Putin'e yönelik sert sözlerin ardında ne yatıyor?
ABD istihbarat servislerinin bir raporuna göre Joe Biden, Rusya'nın geçtiğimiz kasımdaki ABD seçimlerine müdahalesinin sonuçları olacağı tehdidini savurdu. Biden, ABC kanalındaki röportajında Putin'in bunun "bedelini ödeyeceğini" söyledi. Rusya devlet başkanın bir "katil" olduğunu düşünüp düşünmediği sorusunaysa Biden, "Evet, düşünüyorum" diye yanıt verdi.
ABD başkanı, Batı'nın çözülmesini durdurmak istiyor
Frankfurter Allgemeine Zeitung'a göre Biden'ın aklındaki, Putin'le ahbaplık kurmak değil:
“Trump'ın seçim kampanyasına fayda sağlayacak önlemlerin, bizzat Putin tarafından onaylanmış olmasının sebebi buydu işte. ... Putin açısından Trump'ın tekrar seçilmesi son derece önemliydi, çünkü başkanın birinci dönemi Rusya (ve Çin) açısından son derece 'önemli' açılımlar getirmiş, Amerikan siyaseti kaosa gömülmüş, Washington'ın müttefikleriyle ilişkisi sallantılı hale gelmişti. İkinci Trump döneminde aynısının devam etmesi bekleniyordu. Buna karşın Biden, Batı'nın çözülme sürecini durdurmak niyetinde. Bunun bir adımı da düşmanlarına kafa tutmak.”

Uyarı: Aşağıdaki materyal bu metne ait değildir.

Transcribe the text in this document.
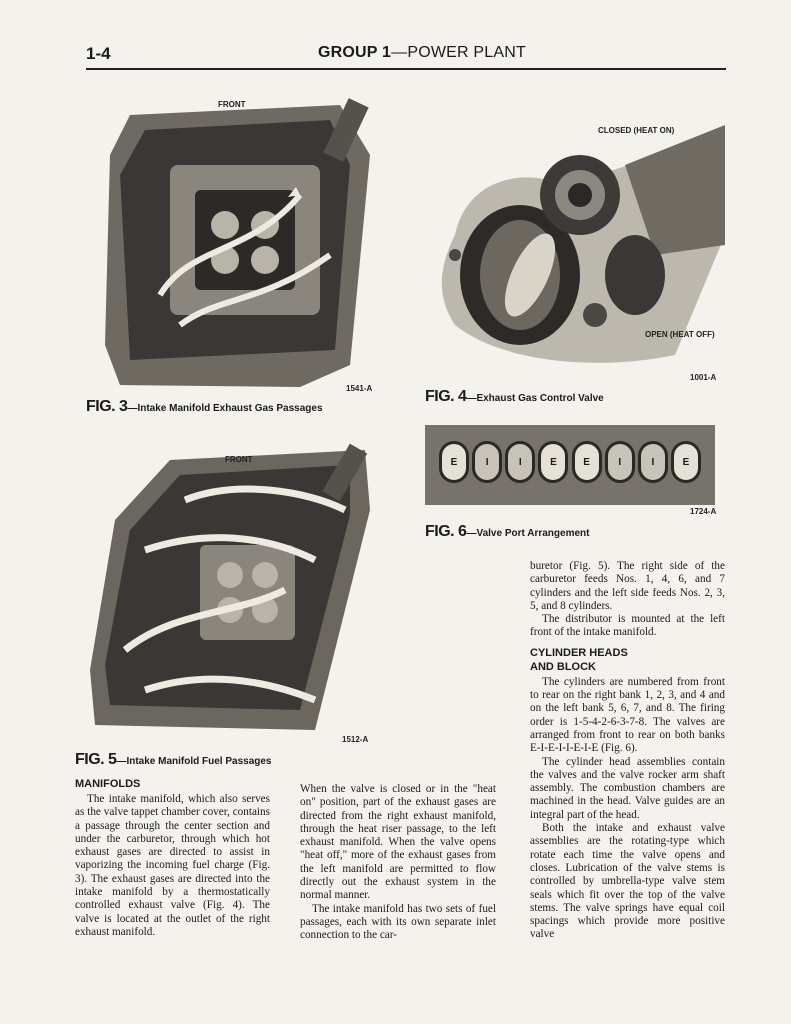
1-4	GROUP 1—POWER PLANT
FRONT
1541-A
FIG. 3—Intake Manifold Exhaust Gas Passages
CLOSED (HEAT ON)
OPEN (HEAT OFF)
1001-A
FIG. 4—Exhaust Gas Control Valve
E	I	I	E	E	I	I	E
1724-A
FIG. 6—Valve Port Arrangement
FRONT
1512-A
FIG. 5—Intake Manifold Fuel Passages
MANIFOLDS

The intake manifold, which also serves as the valve tappet chamber cover, contains a passage through the center section and under the carburetor, through which hot exhaust gases are directed to assist in vaporizing the incoming fuel charge (Fig. 3). The exhaust gases are directed into the intake manifold by a thermostatically controlled exhaust valve (Fig. 4). The valve is located at the outlet of the right exhaust manifold.

When the valve is closed or in the "heat on" position, part of the exhaust gases are directed from the right exhaust manifold, through the heat riser passage, to the left exhaust manifold. When the valve opens "heat off," more of the exhaust gases from the left manifold are permitted to flow directly out the exhaust system in the normal manner.

The intake manifold has two sets of fuel passages, each with its own separate inlet connection to the car-

buretor (Fig. 5). The right side of the carburetor feeds Nos. 1, 4, 6, and 7 cylinders and the left side feeds Nos. 2, 3, 5, and 8 cylinders.

The distributor is mounted at the left front of the intake manifold.

CYLINDER HEADS
AND BLOCK

The cylinders are numbered from front to rear on the right bank 1, 2, 3, and 4 and on the left bank 5, 6, 7, and 8. The firing order is 1-5-4-2-6-3-7-8. The valves are arranged from front to rear on both banks E-I-E-I-I-E-I-E (Fig. 6).

The cylinder head assemblies contain the valves and the valve rocker arm shaft assembly. The combustion chambers are machined in the head. Valve guides are an integral part of the head.

Both the intake and exhaust valve assemblies are the rotating-type which rotate each time the valve opens and closes. Lubrication of the valve stems is controlled by umbrella-type valve stem seals which fit over the top of the valve stems. The valve springs have equal coil spacings which provide more positive valve
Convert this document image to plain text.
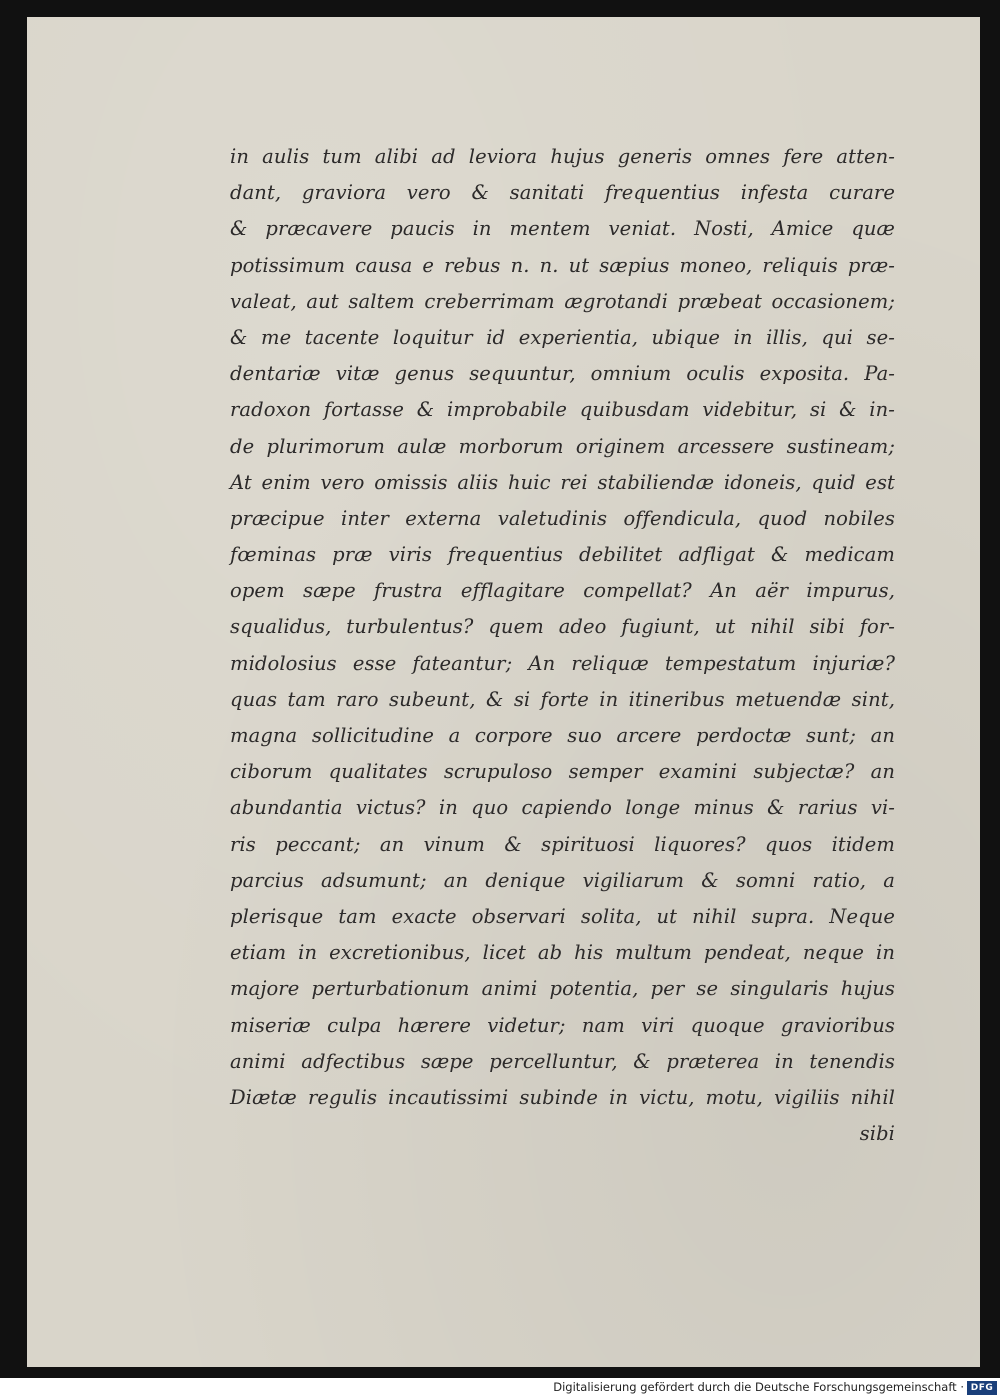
in aulis tum alibi ad leviora hujus generis omnes fere atten-
dant, graviora vero & sanitati frequentius infesta curare
& præcavere paucis in mentem veniat. Nosti, Amice quæ
potissimum causa e rebus n. n. ut sæpius moneo, reliquis præ-
valeat, aut saltem creberrimam ægrotandi præbeat occasionem;
& me tacente loquitur id experientia, ubique in illis, qui se-
dentariæ vitæ genus sequuntur, omnium oculis exposita. Pa-
radoxon fortasse & improbabile quibusdam videbitur, si & in-
de plurimorum aulæ morborum originem arcessere sustineam;
At enim vero omissis aliis huic rei stabiliendæ idoneis, quid est
præcipue inter externa valetudinis offendicula, quod nobiles
fœminas præ viris frequentius debilitet adfligat & medicam
opem sæpe frustra efflagitare compellat? An aër impurus,
squalidus, turbulentus? quem adeo fugiunt, ut nihil sibi for-
midolosius esse fateantur; An reliquæ tempestatum injuriæ?
quas tam raro subeunt, & si forte in itineribus metuendæ sint,
magna sollicitudine a corpore suo arcere perdoctæ sunt; an
ciborum qualitates scrupuloso semper examini subjectæ? an
abundantia victus? in quo capiendo longe minus & rarius vi-
ris peccant; an vinum & spirituosi liquores? quos itidem
parcius adsumunt; an denique vigiliarum & somni ratio, a
plerisque tam exacte observari solita, ut nihil supra. Neque
etiam in excretionibus, licet ab his multum pendeat, neque in
majore perturbationum animi potentia, per se singularis hujus
miseriæ culpa hærere videtur; nam viri quoque gravioribus
animi adfectibus sæpe percelluntur, & præterea in tenendis
Diætæ regulis incautissimi subinde in victu, motu, vigiliis nihil
sibi
Digitalisierung gefördert durch die Deutsche Forschungsgemeinschaft · DFG
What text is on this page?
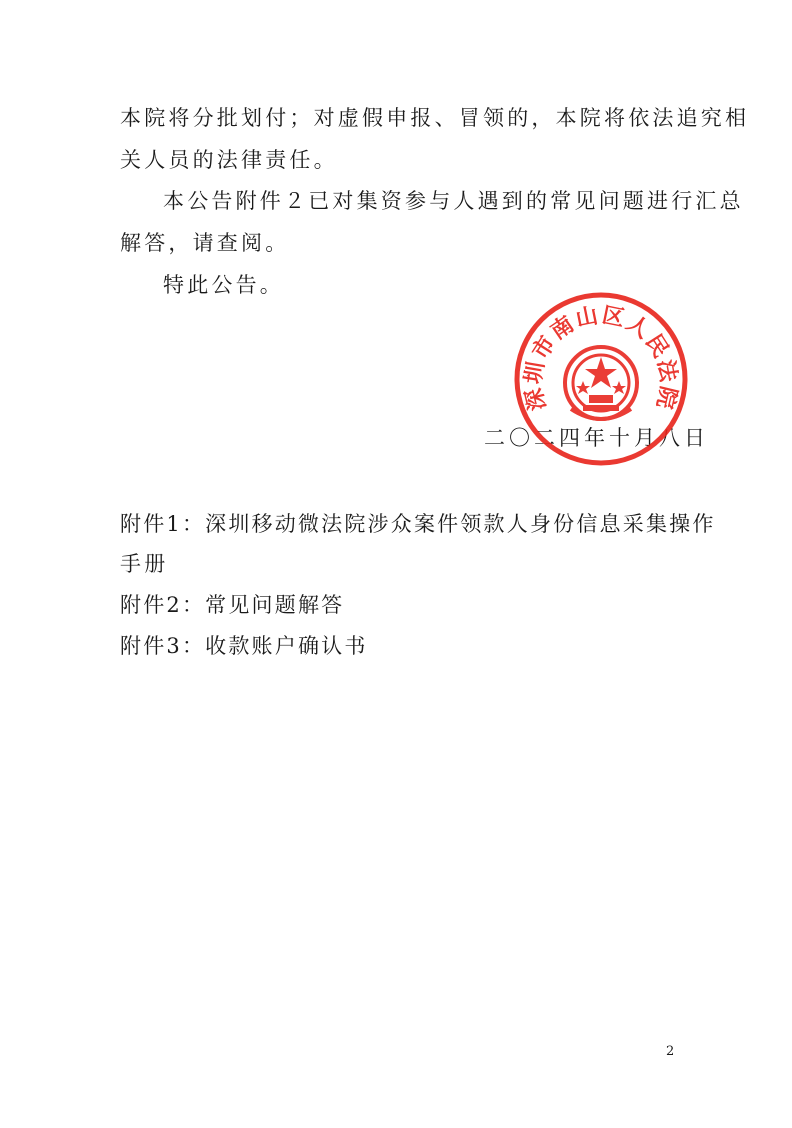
本院将分批划付；对虚假申报、冒领的，本院将依法追究相
关人员的法律责任。
本公告附件２已对集资参与人遇到的常见问题进行汇总
解答，请查阅。
特此公告。
二〇二四年十月八日
深圳市南山区人民法院
附件1：深圳移动微法院涉众案件领款人身份信息采集操作
手册
附件2：常见问题解答
附件3：收款账户确认书
2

Diyalog yolunu kapatmamak gerek
Polityka, takınılan tutumun çok sert olmaması gerektiğini söylüyor:
“Biden, ocak ayında göreve başladıktan hemen sonra Putin ile yaptığı telefon görüşmesinde (Beyaz Saray'ın sonradan açıkladığı üzere), ABD'ye yönelik her türlü hasmane siyasete tepki vermekten çekinmeyeceğini iletti. ... Bunun yanı sıra belli bazı alanlarda Rusya'yla işbirliğini sürdürmek istediğini de. İki ülke de şimdiden nükleer silahların sayısını düşürmeyi öngören silahsızlanma anlaşması Start'ı uzatmaya karar verdi. Diyaloğun yürütülmesi gereken tek alan burası değil elbette. Biden, İran'la yapılmış anlaşmayı yeniden canlandırmak istiyorsa, Rusya'nın işbirliğine ihtiyacı var. Buradaki tek mesele, diplomatik müzakereler sırasında sert söylemlerin faydalı olup olmayacağı.”
Rus kadrolarına verilen mesaj
Biden'ın savaş ilanı uzun vadede faydalı olabilir, diyor La Stampa:
“Biden yönetimi hiç tereddüt göstermeden Navalnıy'ın muhalif kanadının tarafına geçti. Navalnıy'ın çıkışı, Putin'i devlet yönetimini birkaç hafta içinde otoriter bir rejimden bir diktaya çevirmesine neden olmuştu. ... Böylelikle Beyaz Saray'ın doğrudan çıkışı, Rusya'daki baskının seviyesinin artmasına ve Amerika'nın aslında desteklediği protesto hareketinin darbe yemesine neden olabilir. Ancak kulağa çelişkili de gelse Rusya'daki bu baskı, ne ekonomik ne de siyasi açıdan fazla kaynağı olan rejimin sonunu yakınlaştırabilir. Belki de Biden'ın Moskova'ya gönderdiği asıl mesaj budur. Mesajın muhatabı, liderlerinin bir çözüm olmaktan çıkıp artık sorunun kendisine dönüştüğünü görmeleri gereken Putin kadrolarıdır.”
Acı gerçekler
Rusya'da tartışılan konu, Biden'ın kendisine yöneltilen Putin'i bir katil olarak görüp görmediği sorusuna verdiği kısa ve öz yanıt. Echo Moskvy'nin konuyla ilgili görüşleri:
“Hukuki anlamda Putin elbette katil sayılamaz. Bizzat birini vurmuş ya da bıçaklamış değil. Birilerini azmettirdiği ya da böyle eylemleri onayladığına dair elde herhangi bir kanıt da yok. Bunun, Putin'i Stalin'den ayıran bir nokta olduğunu vurgulamak gerekiyor. ... Öte yandan Putin, [cinayet işlenen] bu sistemin garantörü. Durum her geçen yıl daha da kötüleşiyor -hal böyleyken ülkedeki en önemli şahsiyeti değil de kimi işaret etmeliyiz? Ancak bu konuda, dolaylı yoldan bile olsa yüksek sesle konuşmak Rusya'da son derece tehlikeli. Biden ise bir kovboy tavrıyla, devlet adabı ya da resmi dil gözetmeden ağzına geleni söylüyor.”